The thing to do.
What we say:
In many countries it’s illegal, but when you’re just talking iced tea and sugar cane juice, drinking on the pavement or in the park is the thing to do. Throughout Hanoi the streets — and parks — are alive with food and drink stalls, waiting for those seeking quick refreshment or those wanting to chew the fat for a few hours with friends: though whether you can manage the latter depends on your propensity for sitting on tiny stalls.
Tra (tea) is most commonly found. Either in its hot form or iced (tra da). It will be poured into a small glass from a teapot or flask and should cost no more than 4,000 VND a glass; more commonly 1,000 – 2,000 VND.
If you’re not a fan of straight green tea — which is usually quite strong and bitter — try tra chanh: lemon iced tea. This comes in a larger glass with lemon, is sweetened with sugar and served over ice. It is delicious and super refreshing on a hot day. The area around St Joseph’s Cathedral is well known for tra chanh — so for a good atmosphere and a great view head over there. Another place in Old Quarter can be found on the corner of Hang Bac and Hang Ngang. Expect to pay around 10,000 VND – possibly more in the tourist areas.

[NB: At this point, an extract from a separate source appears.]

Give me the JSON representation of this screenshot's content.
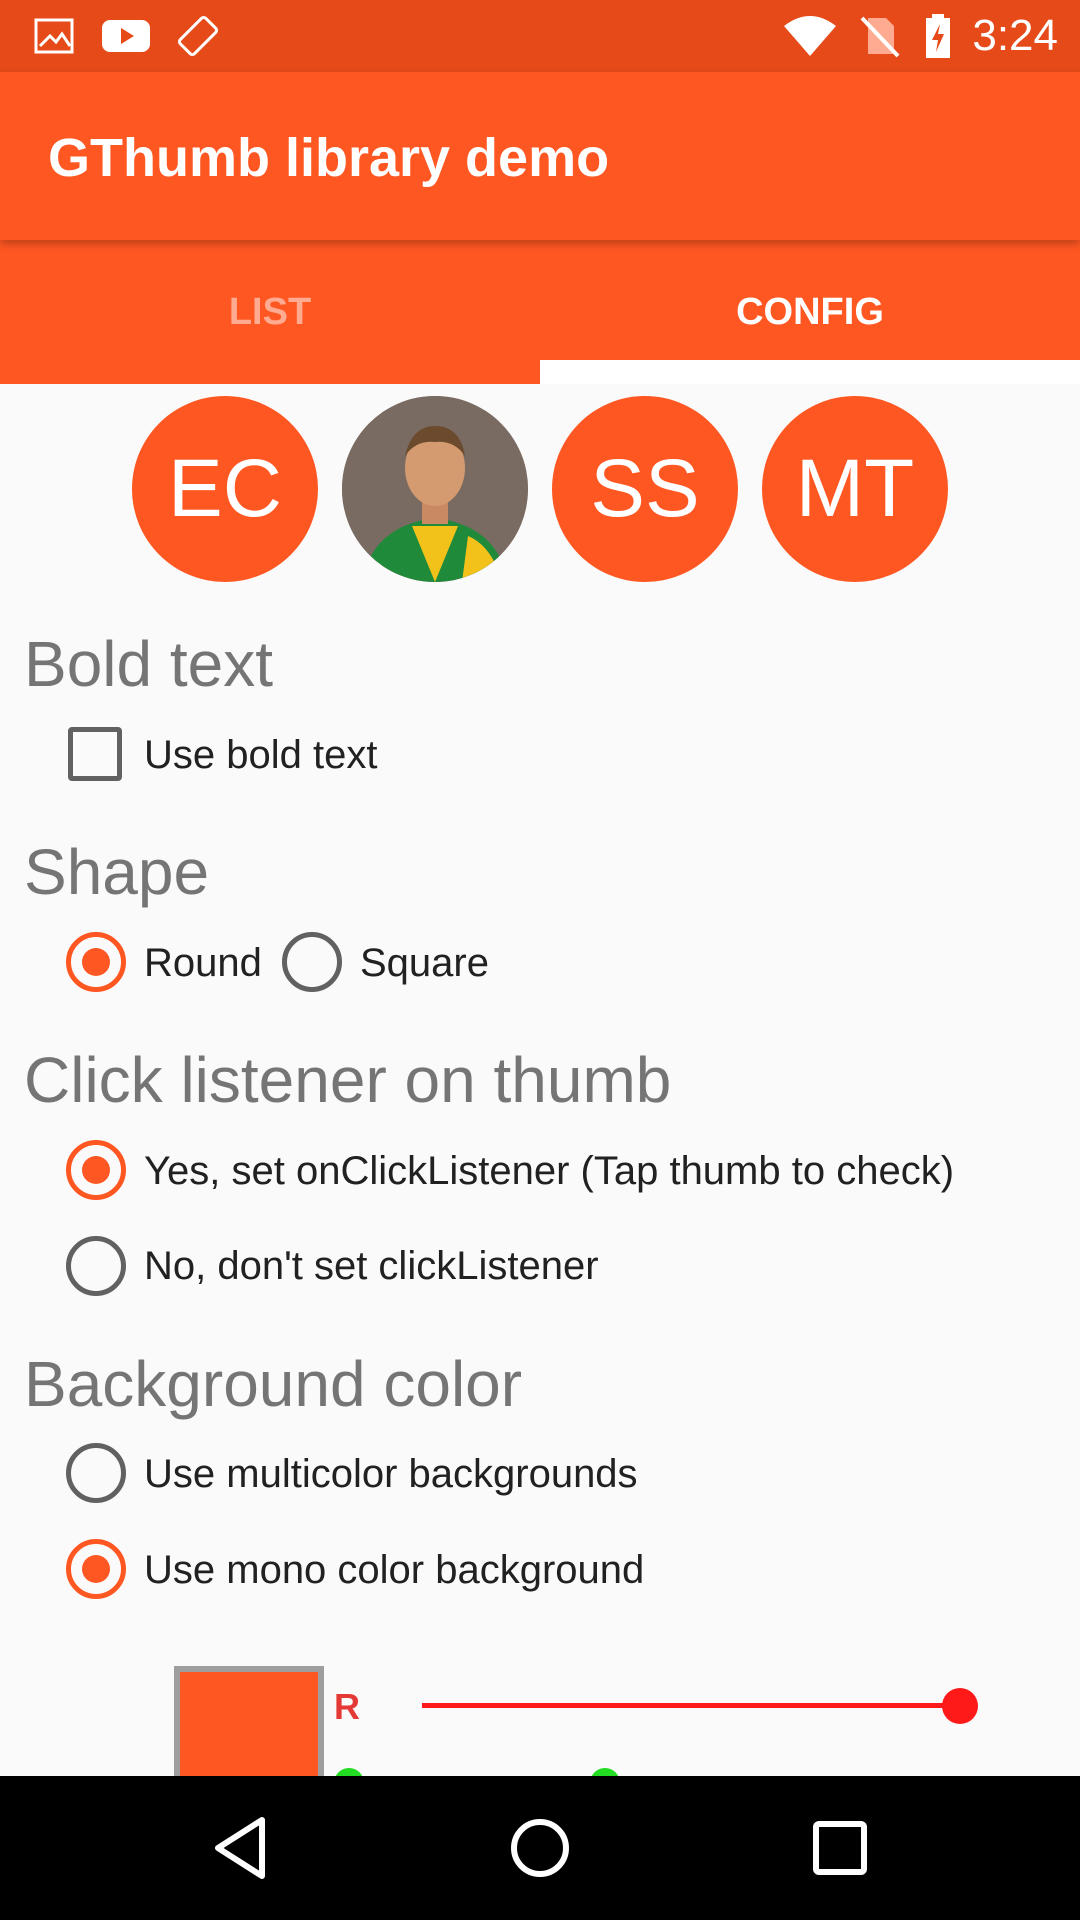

Another refreshing option — don’t tell your dentist — is nuoc mia da, or sugar cane juice. Look out for the old-fashioned looking green mangles which squeeze all the goodness out of the sugar cane and into your glass. It’s a good one to take away as well — it will be served in a sealed plastic bag with a straw, perfect for on the move sipping. Price is similar to tra chanh, at around 10,000 VND.
Most stalls selling any of the above will also have a range of bottled drinks. If you want coffee you will have to try one of the cafes, as it’s not commonly found on the street.